When the pandemic started, people turned to online shopping. Internet traffic increased by 60% and the amount of money spent online increased by 50%.
With the increase in online shopping, the amount of money lost to e-commerce fraud will surpass $200 billion this year.
One of the most common forms of e-commerce fraud is carried out against retailers. It’s known as return fraud.
This is when customers claim they didn’t receive an online order, even if they did.
This fraud skyrocketed during the pandemic when warehouses were backed up and delivery companies couldn’t keep up.
The way it works is a consumer places an online order with a retailer. After the package arrives, the consumer calls the retailer and says they didn’t receive the package.
The crazy thing is that there are professional fraudsters who you can hire to do this on your behalf.
These so-called professionals know the ins and outs of major companies’ return policies. They know the loopholes and the right words to say to the customer service department.
The thing is that many retailers will simply issue a refund. The company wants to keep the customer happy.
Since the pandemic many carriers stopped requiring signatures for deliveries. And even if there was a signature, many people just scribble the signature.

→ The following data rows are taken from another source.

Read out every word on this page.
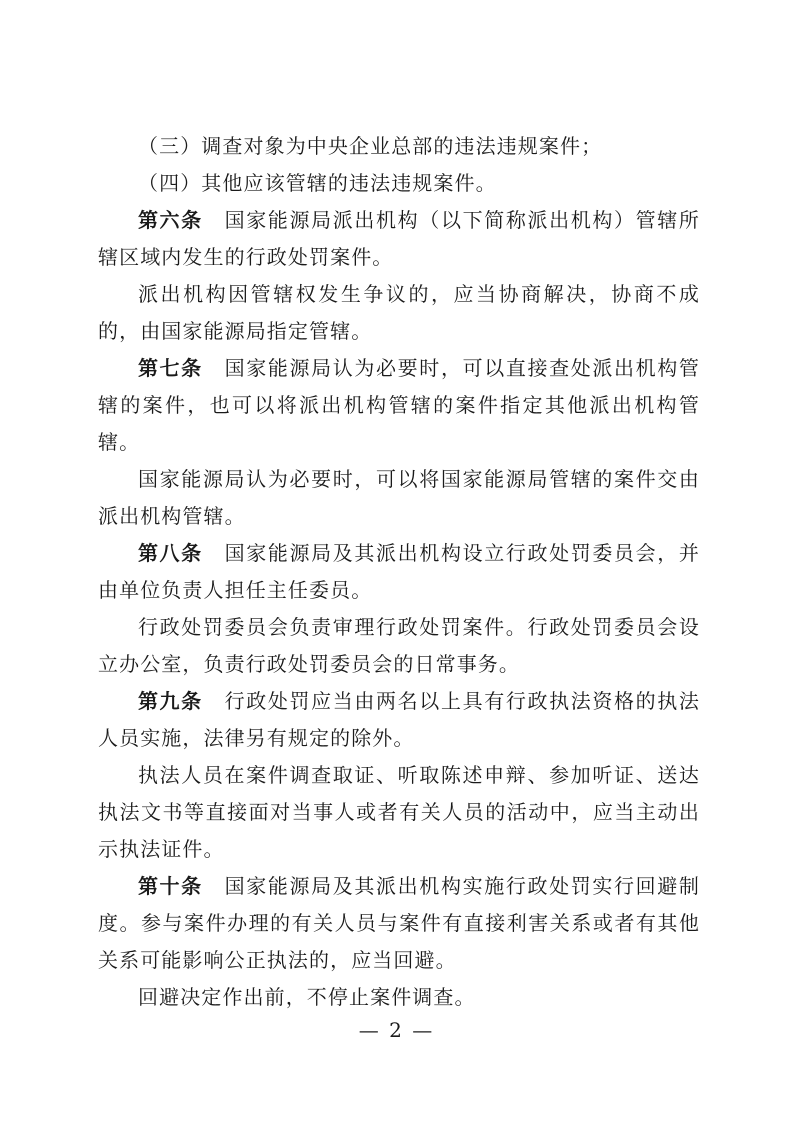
（三）调查对象为中央企业总部的违法违规案件；

（四）其他应该管辖的违法违规案件。

第六条 国家能源局派出机构（以下简称派出机构）管辖所辖区域内发生的行政处罚案件。

派出机构因管辖权发生争议的，应当协商解决，协商不成的，由国家能源局指定管辖。

第七条 国家能源局认为必要时，可以直接查处派出机构管辖的案件，也可以将派出机构管辖的案件指定其他派出机构管辖。

国家能源局认为必要时，可以将国家能源局管辖的案件交由派出机构管辖。

第八条 国家能源局及其派出机构设立行政处罚委员会，并由单位负责人担任主任委员。

行政处罚委员会负责审理行政处罚案件。行政处罚委员会设立办公室，负责行政处罚委员会的日常事务。

第九条 行政处罚应当由两名以上具有行政执法资格的执法人员实施，法律另有规定的除外。

执法人员在案件调查取证、听取陈述申辩、参加听证、送达执法文书等直接面对当事人或者有关人员的活动中，应当主动出示执法证件。

第十条 国家能源局及其派出机构实施行政处罚实行回避制度。参与案件办理的有关人员与案件有直接利害关系或者有其他关系可能影响公正执法的，应当回避。

回避决定作出前，不停止案件调查。

— 2 —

So, it’s hard to prove the signature is legitimate.
Also, fraudsters will often write down the wrong name for the signature. That way they can claim that the package was delivered to the wrong person.
This type of fraud is one of the reasons that companies such as Amazon take pictures of deliveries.
I’m sure you’ve seen the picture from Amazon of your front door and the package sitting there. It proves that the package was delivered to the correct address.
The biggest issue for retailers is that most of them can’t afford to upset customers. So, they want to make the return process easy.
But this has opened the door to widespread fraud.
As criminals become more sophisticated with e-commerce scams, they will have more effect on customers.
Considering this, here are a few of the most common e-commerce scams and how they could affect you.
Instant payments:
Real-time payments are transactions that occur instantly.
It means that if you buy something online the money you give them is instantly there for them.
One example of real-time payment is cryptocurrency.
The thing with crypto or mobile payments is that fraudsters can collect money and then cash out and never send you your goods.
They can convert the money to other currencies and launder it through bank accounts.
If a retailer requests that you use crypto or instant payment services, you should always have the option to use a credit card if you want.
Any legitimate company should be fine with a debit or credit card payment that could take a few days to post.
Automated bots:
Fraudsters are increasingly using automated bots to impersonate retailers. The goal is to use social engineering tactics to get information from customers.
For example, someone might call you and pretend to be from Amazon customer service.
Since Amazon is so popular, chances are the fraudsters would be contacting an actual Amazon customer.
The fraudsters use voice bots to ask identifying questions. They even use the information to submit fraudulent transactions.
If you receive a call from a retailer that you use, be cautious providing them with any information.
For instance, if a company calls to discuss your recent order you should call them back on a number from the website.
You need to treat retailers like you would your bank.
Don’t share any personal information over the phone. Call them at a legitimate number to discuss an issue.
Supply chain:
The supply chain issues of the past few years have opened opportunities for retail fraud.
When supply issues emerge, fraudsters jump at the chance to meet demand.
Think of all the products that have gone out of stock in the past few years.
As soon as this happened fraudsters used fake websites to advertise products in stock.
The goal of scammers is to convince buyers that an item is in stock and to get them to pay for it.
But the reality is that the item isn’t in stock or it’s not the same item that the person thought they were buying.
It’s easy to set up a fraudulent business and generate a few positive reviews. When consumers are desperate, they will spend money without verifying the website.
By 2023, e-commerce sales are expected to account for over 22% of all retail sales in the U.S.
This will no doubt lead to an increase in e-commerce fraud such as the methods mentioned above.
Use these tips to keep yourself protected from fraud.